News Room - Steel Industry

Posted on 05 Mar 2024

China's HRC output dips further, stocks mount slower

Production of hot-rolled coils (HRC) among 37 Chinese flat steel producers under Mysteel's survey reached 3 million tonnes over February 26 - March 1, down for the second week by another 48,900 tonnes or 1.6% on week. And the hot-rolling capacity utilization rate among these mills also decreased by 1.25 percentage points on week to average 76.72% last week.

Behind the decline in HRC output was the fact that some steel producers in Northeast China conducted maintenance on their steelmaking facilities during the period, survey respondents said. 

In parallel, logistics services across China were continuing to recover after the Lantern Festival ended on February 24, prompting many mills to resume their HRC deliveries last week, market watchers observed. 

Lower output and faster delivery paces led HRC stocks at 37 surveyed mills to fall during the latest survey week, with the tonnage losing 2.3% on week to reach 963,900 tonnes as of February 29, ending the previous four weeks' rises. 

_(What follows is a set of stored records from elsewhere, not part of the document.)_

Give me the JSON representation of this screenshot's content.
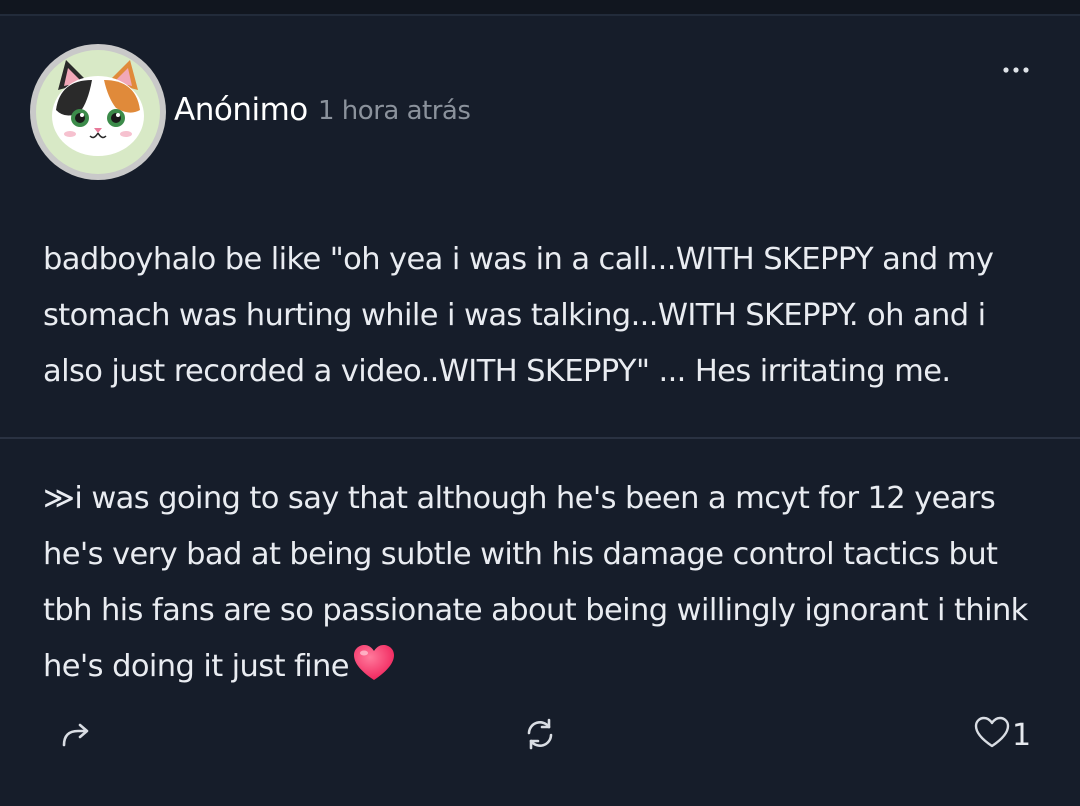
{
  "post": {
    "author": "Anónimo",
    "time": "1 hora atrás",
    "text": "badboyhalo be like \"oh yea i was in a call...WITH SKEPPY and my\nstomach was hurting while i was talking...WITH SKEPPY. oh and i\nalso just recorded a video..WITH SKEPPY\" ... Hes irritating me."
  },
  "reply": {
    "marker": "≫",
    "text": "i was going to say that although he's been a mcyt for 12 years he's very bad at being subtle with his damage control tactics but tbh his fans are so passionate about being willingly ignorant i think he's doing it just fine"
  },
  "actions": {
    "like_count": "1"
  },
  "icons": {
    "more": "more-options-icon",
    "share": "share-icon",
    "repost": "repost-icon",
    "like": "heart-outline-icon",
    "emoji": "heart-emoji-icon"
  },
  "colors": {
    "background": "#161d2a",
    "text": "#e9ecf1",
    "muted": "#8b929c",
    "heart": "#ff3d6e"
  }
}
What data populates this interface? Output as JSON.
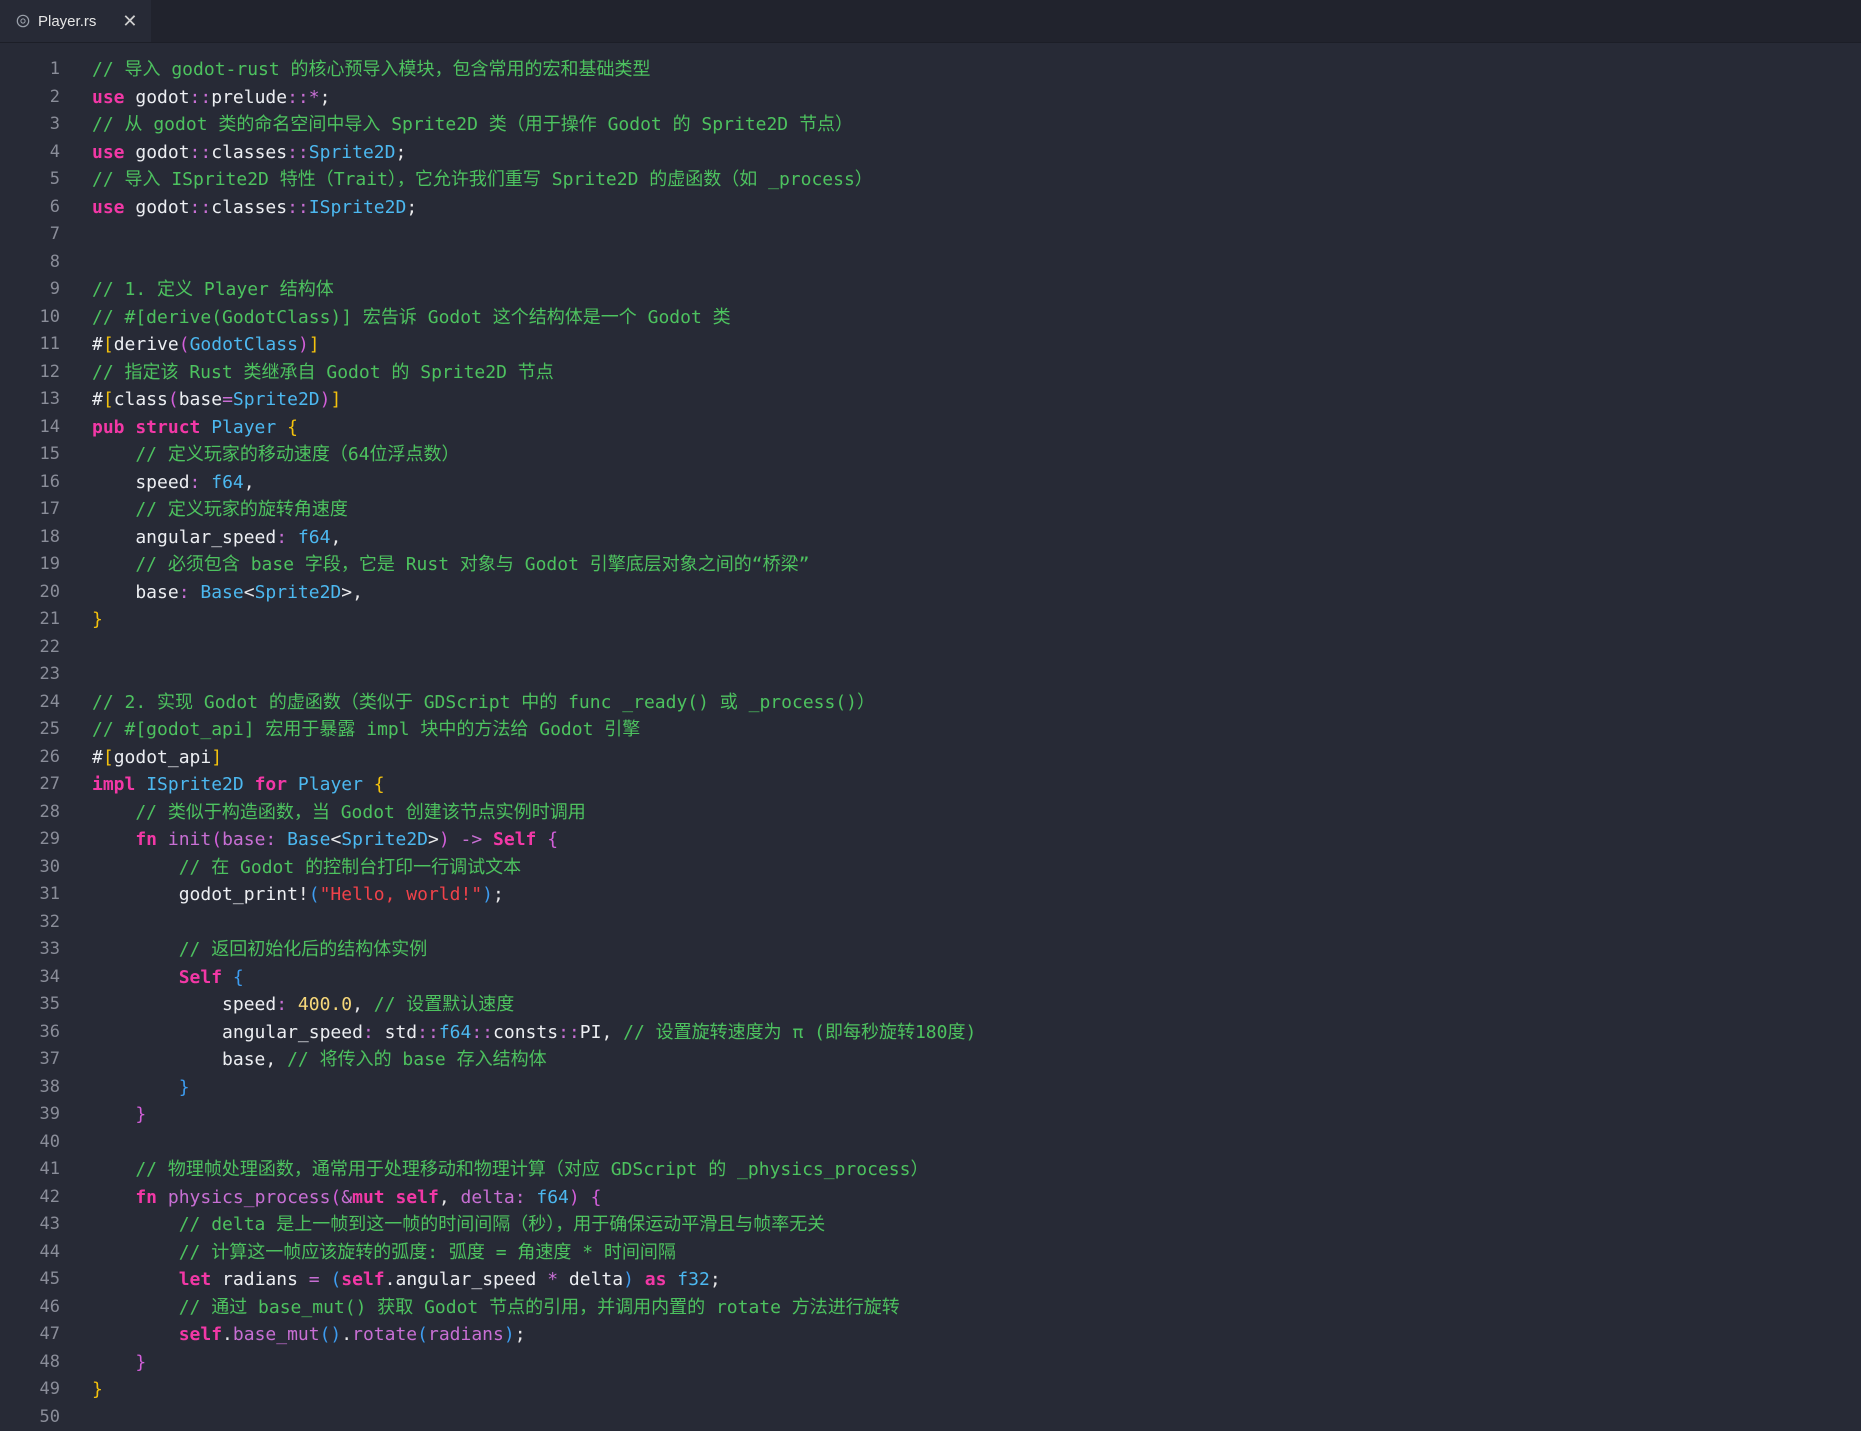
{
  "tab": {
    "title": "Player.rs",
    "icon": "rust-file-icon",
    "close_glyph": "✕"
  },
  "lines": [
    [
      [
        "cm",
        "// 导入 godot-rust 的核心预导入模块，包含常用的宏和基础类型"
      ]
    ],
    [
      [
        "kw",
        "use"
      ],
      [
        "id",
        " godot"
      ],
      [
        "op",
        "::"
      ],
      [
        "id",
        "prelude"
      ],
      [
        "op",
        "::*"
      ],
      [
        "pn",
        ";"
      ]
    ],
    [
      [
        "cm",
        "// 从 godot 类的命名空间中导入 Sprite2D 类（用于操作 Godot 的 Sprite2D 节点）"
      ]
    ],
    [
      [
        "kw",
        "use"
      ],
      [
        "id",
        " godot"
      ],
      [
        "op",
        "::"
      ],
      [
        "id",
        "classes"
      ],
      [
        "op",
        "::"
      ],
      [
        "ty",
        "Sprite2D"
      ],
      [
        "pn",
        ";"
      ]
    ],
    [
      [
        "cm",
        "// 导入 ISprite2D 特性（Trait），它允许我们重写 Sprite2D 的虚函数（如 _process）"
      ]
    ],
    [
      [
        "kw",
        "use"
      ],
      [
        "id",
        " godot"
      ],
      [
        "op",
        "::"
      ],
      [
        "id",
        "classes"
      ],
      [
        "op",
        "::"
      ],
      [
        "ty",
        "ISprite2D"
      ],
      [
        "pn",
        ";"
      ]
    ],
    [],
    [],
    [
      [
        "cm",
        "// 1. 定义 Player 结构体"
      ]
    ],
    [
      [
        "cm",
        "// #[derive(GodotClass)] 宏告诉 Godot 这个结构体是一个 Godot 类"
      ]
    ],
    [
      [
        "id",
        "#"
      ],
      [
        "br1",
        "["
      ],
      [
        "id",
        "derive"
      ],
      [
        "br2",
        "("
      ],
      [
        "ty",
        "GodotClass"
      ],
      [
        "br2",
        ")"
      ],
      [
        "br1",
        "]"
      ]
    ],
    [
      [
        "cm",
        "// 指定该 Rust 类继承自 Godot 的 Sprite2D 节点"
      ]
    ],
    [
      [
        "id",
        "#"
      ],
      [
        "br1",
        "["
      ],
      [
        "id",
        "class"
      ],
      [
        "br2",
        "("
      ],
      [
        "id",
        "base"
      ],
      [
        "op",
        "="
      ],
      [
        "ty",
        "Sprite2D"
      ],
      [
        "br2",
        ")"
      ],
      [
        "br1",
        "]"
      ]
    ],
    [
      [
        "kw",
        "pub struct"
      ],
      [
        "ty",
        " Player"
      ],
      [
        "br1",
        " {"
      ]
    ],
    [
      [
        "cm",
        "    // 定义玩家的移动速度（64位浮点数）"
      ]
    ],
    [
      [
        "id",
        "    speed"
      ],
      [
        "op",
        ":"
      ],
      [
        "ty",
        " f64"
      ],
      [
        "pn",
        ","
      ]
    ],
    [
      [
        "cm",
        "    // 定义玩家的旋转角速度"
      ]
    ],
    [
      [
        "id",
        "    angular_speed"
      ],
      [
        "op",
        ":"
      ],
      [
        "ty",
        " f64"
      ],
      [
        "pn",
        ","
      ]
    ],
    [
      [
        "cm",
        "    // 必须包含 base 字段，它是 Rust 对象与 Godot 引擎底层对象之间的“桥梁”"
      ]
    ],
    [
      [
        "id",
        "    base"
      ],
      [
        "op",
        ":"
      ],
      [
        "ty",
        " Base"
      ],
      [
        "pn",
        "<"
      ],
      [
        "ty",
        "Sprite2D"
      ],
      [
        "pn",
        ">,"
      ]
    ],
    [
      [
        "br1",
        "}"
      ]
    ],
    [],
    [],
    [
      [
        "cm",
        "// 2. 实现 Godot 的虚函数（类似于 GDScript 中的 func _ready() 或 _process()）"
      ]
    ],
    [
      [
        "cm",
        "// #[godot_api] 宏用于暴露 impl 块中的方法给 Godot 引擎"
      ]
    ],
    [
      [
        "id",
        "#"
      ],
      [
        "br1",
        "["
      ],
      [
        "id",
        "godot_api"
      ],
      [
        "br1",
        "]"
      ]
    ],
    [
      [
        "kw",
        "impl"
      ],
      [
        "ty",
        " ISprite2D"
      ],
      [
        "kw",
        " for"
      ],
      [
        "ty",
        " Player"
      ],
      [
        "br1",
        " {"
      ]
    ],
    [
      [
        "cm",
        "    // 类似于构造函数，当 Godot 创建该节点实例时调用"
      ]
    ],
    [
      [
        "kw",
        "    fn"
      ],
      [
        "fn",
        " init"
      ],
      [
        "br2",
        "("
      ],
      [
        "fn",
        "base"
      ],
      [
        "op",
        ":"
      ],
      [
        "ty",
        " Base"
      ],
      [
        "pn",
        "<"
      ],
      [
        "ty",
        "Sprite2D"
      ],
      [
        "pn",
        ">"
      ],
      [
        "br2",
        ")"
      ],
      [
        "op",
        " ->"
      ],
      [
        "kw",
        " Self"
      ],
      [
        "br2",
        " {"
      ]
    ],
    [
      [
        "cm",
        "        // 在 Godot 的控制台打印一行调试文本"
      ]
    ],
    [
      [
        "id",
        "        godot_print"
      ],
      [
        "pn",
        "!"
      ],
      [
        "br3",
        "("
      ],
      [
        "str",
        "\"Hello, world!\""
      ],
      [
        "br3",
        ")"
      ],
      [
        "pn",
        ";"
      ]
    ],
    [],
    [
      [
        "cm",
        "        // 返回初始化后的结构体实例"
      ]
    ],
    [
      [
        "kw",
        "        Self"
      ],
      [
        "br3",
        " {"
      ]
    ],
    [
      [
        "id",
        "            speed"
      ],
      [
        "op",
        ":"
      ],
      [
        "num",
        " 400.0"
      ],
      [
        "pn",
        ","
      ],
      [
        "cm",
        " // 设置默认速度"
      ]
    ],
    [
      [
        "id",
        "            angular_speed"
      ],
      [
        "op",
        ":"
      ],
      [
        "id",
        " std"
      ],
      [
        "op",
        "::"
      ],
      [
        "ty",
        "f64"
      ],
      [
        "op",
        "::"
      ],
      [
        "id",
        "consts"
      ],
      [
        "op",
        "::"
      ],
      [
        "id",
        "PI"
      ],
      [
        "pn",
        ","
      ],
      [
        "cm",
        " // 设置旋转速度为 π (即每秒旋转180度)"
      ]
    ],
    [
      [
        "id",
        "            base"
      ],
      [
        "pn",
        ","
      ],
      [
        "cm",
        " // 将传入的 base 存入结构体"
      ]
    ],
    [
      [
        "br3",
        "        }"
      ]
    ],
    [
      [
        "br2",
        "    }"
      ]
    ],
    [],
    [
      [
        "cm",
        "    // 物理帧处理函数，通常用于处理移动和物理计算（对应 GDScript 的 _physics_process）"
      ]
    ],
    [
      [
        "kw",
        "    fn"
      ],
      [
        "fn",
        " physics_process"
      ],
      [
        "br2",
        "("
      ],
      [
        "op",
        "&"
      ],
      [
        "kw",
        "mut self"
      ],
      [
        "pn",
        ","
      ],
      [
        "fn",
        " delta"
      ],
      [
        "op",
        ":"
      ],
      [
        "ty",
        " f64"
      ],
      [
        "br2",
        ")"
      ],
      [
        "br2",
        " {"
      ]
    ],
    [
      [
        "cm",
        "        // delta 是上一帧到这一帧的时间间隔（秒），用于确保运动平滑且与帧率无关"
      ]
    ],
    [
      [
        "cm",
        "        // 计算这一帧应该旋转的弧度: 弧度 = 角速度 * 时间间隔"
      ]
    ],
    [
      [
        "kw",
        "        let"
      ],
      [
        "id",
        " radians"
      ],
      [
        "op",
        " ="
      ],
      [
        "br3",
        " ("
      ],
      [
        "self",
        "self"
      ],
      [
        "pn",
        "."
      ],
      [
        "id",
        "angular_speed"
      ],
      [
        "op",
        " *"
      ],
      [
        "id",
        " delta"
      ],
      [
        "br3",
        ")"
      ],
      [
        "kw",
        " as"
      ],
      [
        "ty",
        " f32"
      ],
      [
        "pn",
        ";"
      ]
    ],
    [
      [
        "cm",
        "        // 通过 base_mut() 获取 Godot 节点的引用，并调用内置的 rotate 方法进行旋转"
      ]
    ],
    [
      [
        "self",
        "        self"
      ],
      [
        "pn",
        "."
      ],
      [
        "fn",
        "base_mut"
      ],
      [
        "br3",
        "()"
      ],
      [
        "pn",
        "."
      ],
      [
        "fn",
        "rotate"
      ],
      [
        "br3",
        "("
      ],
      [
        "fn",
        "radians"
      ],
      [
        "br3",
        ")"
      ],
      [
        "pn",
        ";"
      ]
    ],
    [
      [
        "br2",
        "    }"
      ]
    ],
    [
      [
        "br1",
        "}"
      ]
    ],
    []
  ]
}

However, inventories of the flat product at commercial warehouses in 33 cities under Mysteel's tracking continued to mount on week, though at a slower pace of 3.1% to 3.4 million tonnes as of February 29. This indicated the gradual recovery in downstream demand for hot coils across China following the holidays. 

On the other hand, Chinese prices of hot coils in both spot and futures markets declined further last week. As of March 1, the spot price of Q235 4.75mm hot-rolled coil under Mysteel's assessment was at Yuan 4,038/t ($560.9/t) including the VAT, lower by Yuan 18/t or 0.44% on week. 

Also on March 1, the most-traded HRC futures contract for May delivery on Shanghai Futures Exchange closed the daytime trading session at Yuan 3,885/t, losing Yuan 26/t or 0.66% from the settlement price on February 23.